Open gofiliate opened 4 years ago
This may solve the problem.
cert, err := tls.LoadX509KeyPair("fullchain.pem", "privkey.pem")
if err != nil {
log.Println(err)
return
}
client = redis.NewClient(&redis.Options{
Addr: "127.0.0.1:6379",
TLSConfig: &tls.Config{
Certificates: []tls.Certificate{
cert,
},
},
})
Thanks for the reply kallydav,
I was wondering if supplying the TLSConfig to the NewClient call would work. But what stopped me looking into it the question, what certificate to use? As DO don't supply a certificate for the connection, from their documentation about this issue they only say "To troubleshoot this issue, make sure your connection string includes the --tls flag."
You can try using ClientAuthType.
// VerifyPeerCertificate can be used to replace and customize certificate
// verification. This example shows a VerifyPeerCertificate implementation
// that will be approximately equivalent to what crypto/tls does normally.
config := &tls.Config{
// Set InsecureSkipVerify to skip the default validation we are
// replacing. This will not disable VerifyPeerCertificate.
InsecureSkipVerify: true,
// While packages like net/http will implicitly set ServerName, the
// VerifyPeerCertificate callback can't access that value, so it has to be set
// explicitly here or in VerifyPeerCertificate on the client side. If in
// an http.Transport DialTLS callback, this can be obtained by passing
// the addr argument to net.SplitHostPort.
ServerName: "example.com",
// On the server side, set ClientAuth to require client certificates (or
// VerifyPeerCertificate will run anyway and panic accessing certs[0])
// but not verify them with the default verifier.
ClientAuth: tls.RequireAnyClientCert,
}
But I did not have a test environment, so this is not necessarily the correct answer.
We were facing the same issue, using tls.Config
fixed the problem. 🙏
I'm having the same issue with a redis db on render, using v9 of go-redis and render has version 6.2.5 of redis.
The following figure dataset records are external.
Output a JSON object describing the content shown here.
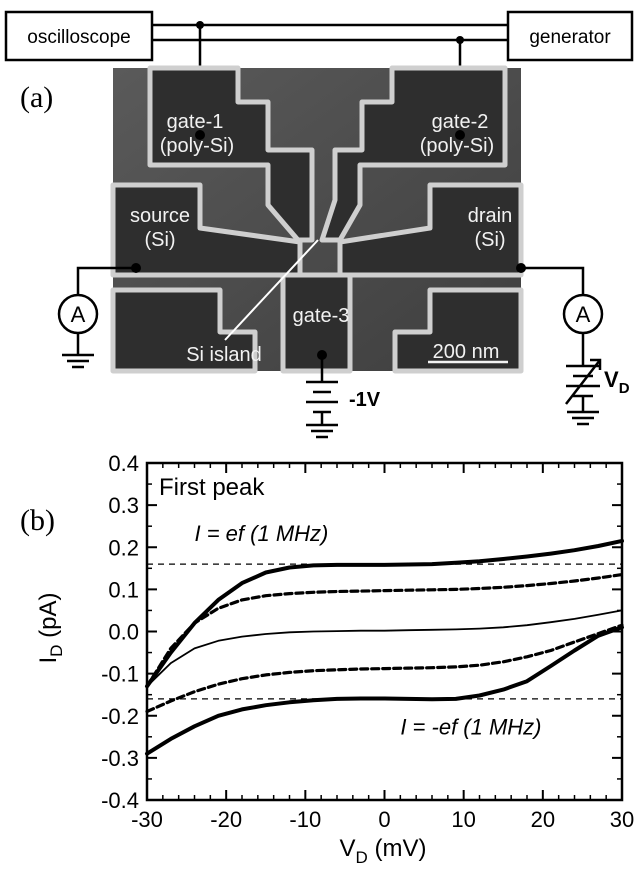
{
  "panel_a": {
    "label": "(a)",
    "oscilloscope": "oscilloscope",
    "generator": "generator",
    "gate1_line1": "gate-1",
    "gate1_line2": "(poly-Si)",
    "gate2_line1": "gate-2",
    "gate2_line2": "(poly-Si)",
    "source_line1": "source",
    "source_line2": "(Si)",
    "drain_line1": "drain",
    "drain_line2": "(Si)",
    "gate3": "gate-3",
    "si_island": "Si island",
    "scale_bar": "200 nm",
    "ammeter_left": "A",
    "ammeter_right": "A",
    "bias_voltage": "-1V",
    "vd_main": "V",
    "vd_sub": "D"
  },
  "panel_b": {
    "label": "(b)"
  },
  "chart_data": {
    "type": "line",
    "title": "First peak",
    "xlabel_main": "V",
    "xlabel_sub": "D",
    "xlabel_unit": " (mV)",
    "ylabel_main": "I",
    "ylabel_sub": "D",
    "ylabel_unit": " (pA)",
    "xlim": [
      -30,
      30
    ],
    "ylim": [
      -0.4,
      0.4
    ],
    "x_ticks": [
      "-30",
      "-20",
      "-10",
      "0",
      "10",
      "20",
      "30"
    ],
    "y_ticks": [
      "0.4",
      "0.3",
      "0.2",
      "0.1",
      "0.0",
      "-0.1",
      "-0.2",
      "-0.3",
      "-0.4"
    ],
    "annotations": [
      {
        "text": "I = ef (1 MHz)",
        "x": -24,
        "y": 0.215
      },
      {
        "text": "I = -ef (1 MHz)",
        "x": 2,
        "y": -0.245
      }
    ],
    "reference_lines": [
      0.16,
      -0.16
    ],
    "series": [
      {
        "style": "thick-solid",
        "x": [
          -30,
          -27,
          -24,
          -21,
          -18,
          -15,
          -12,
          -9,
          -6,
          -3,
          0,
          3,
          6,
          9,
          12,
          15,
          18,
          21,
          24,
          27,
          30
        ],
        "y": [
          -0.13,
          -0.05,
          0.02,
          0.075,
          0.115,
          0.14,
          0.152,
          0.157,
          0.158,
          0.158,
          0.158,
          0.159,
          0.16,
          0.163,
          0.167,
          0.172,
          0.178,
          0.185,
          0.193,
          0.203,
          0.215
        ]
      },
      {
        "style": "thick-solid",
        "x": [
          -30,
          -27,
          -24,
          -21,
          -18,
          -15,
          -12,
          -9,
          -6,
          -3,
          0,
          3,
          6,
          9,
          12,
          15,
          18,
          21,
          24,
          27,
          30
        ],
        "y": [
          -0.29,
          -0.255,
          -0.225,
          -0.2,
          -0.185,
          -0.175,
          -0.168,
          -0.163,
          -0.16,
          -0.159,
          -0.159,
          -0.16,
          -0.161,
          -0.16,
          -0.152,
          -0.138,
          -0.118,
          -0.082,
          -0.045,
          -0.01,
          0.01
        ]
      },
      {
        "style": "dashed",
        "x": [
          -30,
          -27,
          -24,
          -21,
          -18,
          -15,
          -12,
          -9,
          -6,
          -3,
          0,
          3,
          6,
          9,
          12,
          15,
          18,
          21,
          24,
          27,
          30
        ],
        "y": [
          -0.13,
          -0.04,
          0.02,
          0.055,
          0.075,
          0.085,
          0.09,
          0.093,
          0.095,
          0.096,
          0.097,
          0.098,
          0.099,
          0.1,
          0.102,
          0.105,
          0.109,
          0.114,
          0.12,
          0.127,
          0.135
        ]
      },
      {
        "style": "dashed",
        "x": [
          -30,
          -27,
          -24,
          -21,
          -18,
          -15,
          -12,
          -9,
          -6,
          -3,
          0,
          3,
          6,
          9,
          12,
          15,
          18,
          21,
          24,
          27,
          30
        ],
        "y": [
          -0.19,
          -0.165,
          -0.143,
          -0.125,
          -0.112,
          -0.103,
          -0.097,
          -0.093,
          -0.091,
          -0.089,
          -0.088,
          -0.087,
          -0.086,
          -0.084,
          -0.08,
          -0.072,
          -0.06,
          -0.045,
          -0.025,
          -0.005,
          0.015
        ]
      },
      {
        "style": "thin-solid",
        "x": [
          -30,
          -27,
          -24,
          -21,
          -18,
          -15,
          -12,
          -9,
          -6,
          -3,
          0,
          3,
          6,
          9,
          12,
          15,
          18,
          21,
          24,
          27,
          30
        ],
        "y": [
          -0.13,
          -0.075,
          -0.04,
          -0.022,
          -0.012,
          -0.006,
          -0.002,
          0.0,
          0.001,
          0.002,
          0.002,
          0.003,
          0.004,
          0.005,
          0.007,
          0.01,
          0.015,
          0.022,
          0.03,
          0.04,
          0.05
        ]
      }
    ]
  }
}
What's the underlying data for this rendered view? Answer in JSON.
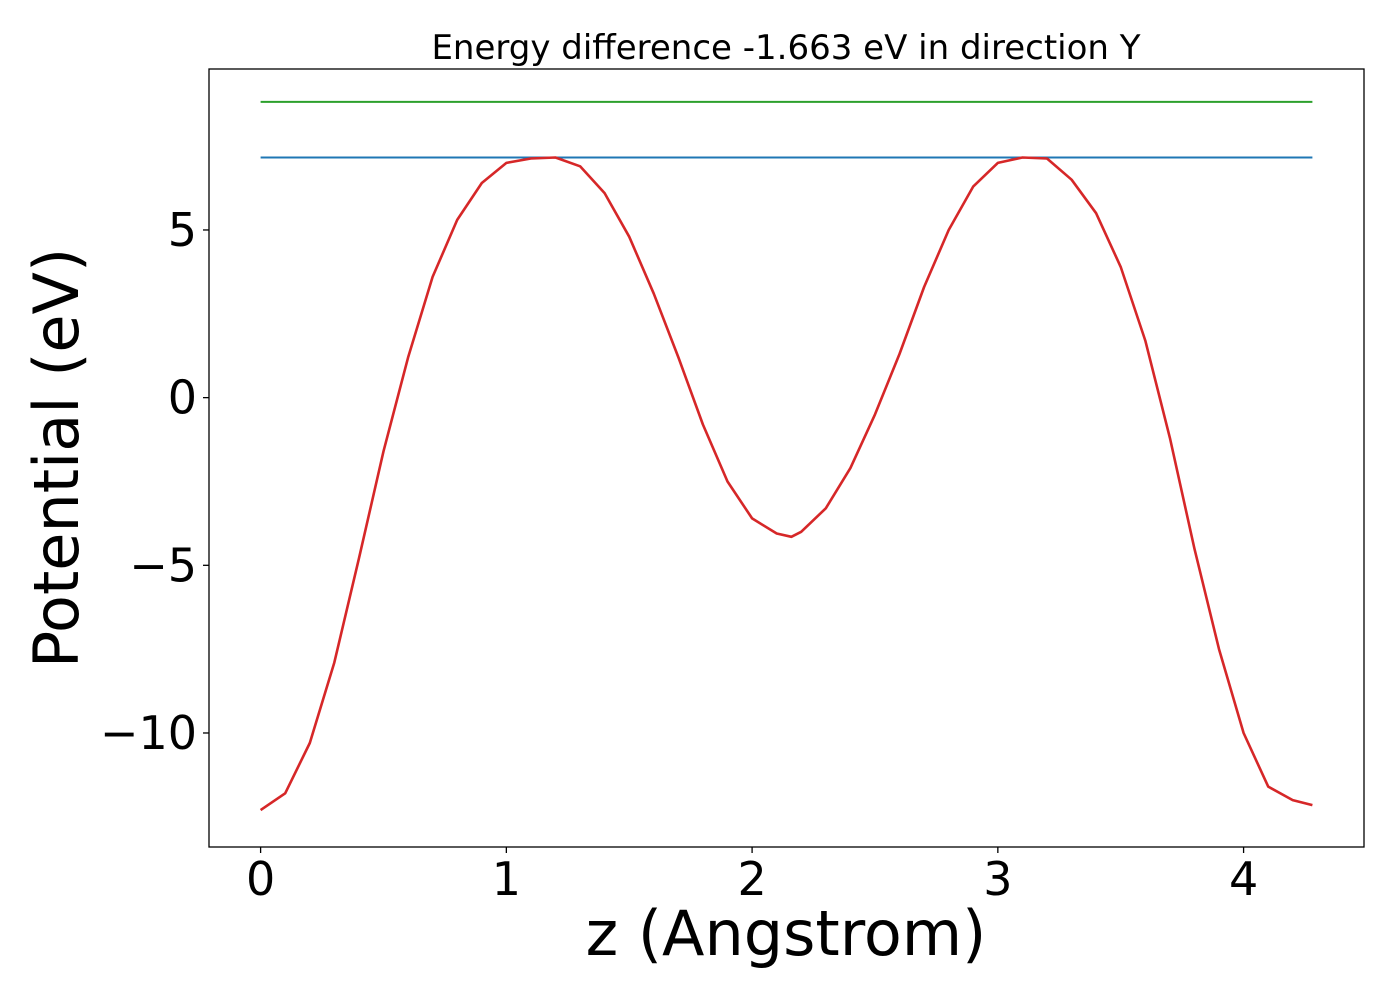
{
  "chart_data": {
    "type": "line",
    "title": "Energy difference -1.663 eV in direction Y",
    "xlabel": "z (Angstrom)",
    "ylabel": "Potential (eV)",
    "xlim": [
      -0.21,
      4.49
    ],
    "ylim": [
      -13.4,
      9.8
    ],
    "xticks": [
      0,
      1,
      2,
      3,
      4
    ],
    "xtick_labels": [
      "0",
      "1",
      "2",
      "3",
      "4"
    ],
    "yticks": [
      -10,
      -5,
      0,
      5
    ],
    "ytick_labels": [
      "−10",
      "−5",
      "0",
      "5"
    ],
    "grid": false,
    "legend": "none",
    "series": [
      {
        "color": "#2ca02c",
        "x": [
          0,
          4.28
        ],
        "y": [
          8.82,
          8.82
        ]
      },
      {
        "color": "#1f77b4",
        "x": [
          0,
          4.28
        ],
        "y": [
          7.16,
          7.16
        ]
      },
      {
        "color": "#d62728",
        "x": [
          0,
          0.1,
          0.2,
          0.3,
          0.4,
          0.5,
          0.6,
          0.7,
          0.8,
          0.9,
          1.0,
          1.1,
          1.2,
          1.3,
          1.4,
          1.5,
          1.6,
          1.7,
          1.8,
          1.9,
          2.0,
          2.1,
          2.16,
          2.2,
          2.3,
          2.4,
          2.5,
          2.6,
          2.7,
          2.8,
          2.9,
          3.0,
          3.1,
          3.2,
          3.3,
          3.4,
          3.5,
          3.6,
          3.7,
          3.8,
          3.9,
          4.0,
          4.1,
          4.2,
          4.28
        ],
        "y": [
          -12.3,
          -11.8,
          -10.3,
          -7.9,
          -4.8,
          -1.6,
          1.2,
          3.6,
          5.3,
          6.4,
          7.0,
          7.13,
          7.16,
          6.9,
          6.1,
          4.8,
          3.1,
          1.2,
          -0.8,
          -2.5,
          -3.6,
          -4.05,
          -4.15,
          -4.0,
          -3.3,
          -2.1,
          -0.5,
          1.3,
          3.3,
          5.0,
          6.3,
          7.0,
          7.16,
          7.13,
          6.5,
          5.5,
          3.9,
          1.7,
          -1.2,
          -4.5,
          -7.5,
          -10.0,
          -11.6,
          -12.0,
          -12.15
        ]
      }
    ]
  }
}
Url given to me by render: rediss://username:password@frankfurt-redis.render.com:6379
I've tried
options, _ := redis.ParseURL("rediss://username:password@frankfurt-redis.render.com:6379")
And various variants of
options := &redis.Options{
Addr: "frankfurt-redis.render.com:6379",
Username: "username",
Password: "password",
TLSConfig: &tls.Config{
InsecureSkipVerify: true,
ClientAuth: tls.RequireAnyClientCert,
ServerName: "frankfurt-redis.render.com",
},
}
Everything gives me EOF error, I can successfully connect to the server with CLI using --tls, and with TablePlus
I also tried the node-redis client and that works as expected with this
import { createClient } from 'redis';
const client = createClient({
url:'rediss://username:password@frankfurt-redis.render.com:6379',
});
This works for me:
func getRedisClient() (*redis.Client, error) {
pool := x509.NewCertPool()
// Note: redisCert here is just a string containing the CA file provided to me by Redis Labs.
b := []byte(redisCert)
pool.AppendCertsFromPEM(b)
client := redis.NewClient(&redis.Options{
Addr: os.Getenv("REDIS_HOST"),
Password: os.Getenv("REDIS_PASSWORD"),
Protocol: 2,
TLSConfig: &tls.Config{
ClientCAs: pool,
InsecureSkipVerify: true,
MinVersion: tls.VersionTLS12,
},
})
status := client.Ping(ctx)
if status.Err() == nil {
lg.Debug("#S23 successfully connected with TLS Client")
return client.WithTimeout(time.Second*5), nil
}
return client, status.Err()
}
Just like the previous guy mentioned about Digital Ocean not providing a certificate, Render doesnt provide a certificate either
Fwiw, I found that, when connecting to a Digital Ocean instance of Redis, passing an empty tls.Config
struct is enough to get the client to use TLS. I think this indicates to the client that it should use TLS. For example:
rdc := redis.NewClient(&redis.Options{
Addr: addr,
Password: password,
Username: username,
DB: 0,
TLSConfig: &tls.Config{}, // Empty struct does the trick
})
This works when connecting to a private/vpc instance.
any progress? same issue, anytime, it return 'EOF'
opt := &redis.Options{
Addr: addr,
Username: "default",
Password: password,
TLSConfig: &tls.Config{
InsecureSkipVerify: true,
ServerName: "example.com",
ClientAuth: tls.RequireAnyClientCert,
},
}
Trying to connect to a redis database that's managed by DigitalOcean, but when pinging the connection I receive an EOF. DigitalOcean says
"This error occurs when the command does not contain the --tls flag, or is otherwise unable to encrypt the connection. To troubleshoot this issue, make sure your connection string includes the --tls flag. If it does, check that your local computer's certificate store is up to date."
I'm trying to go through the documentation but I cannot find any way to setup a connection with the tls flags. Can someone point me in the right direction please?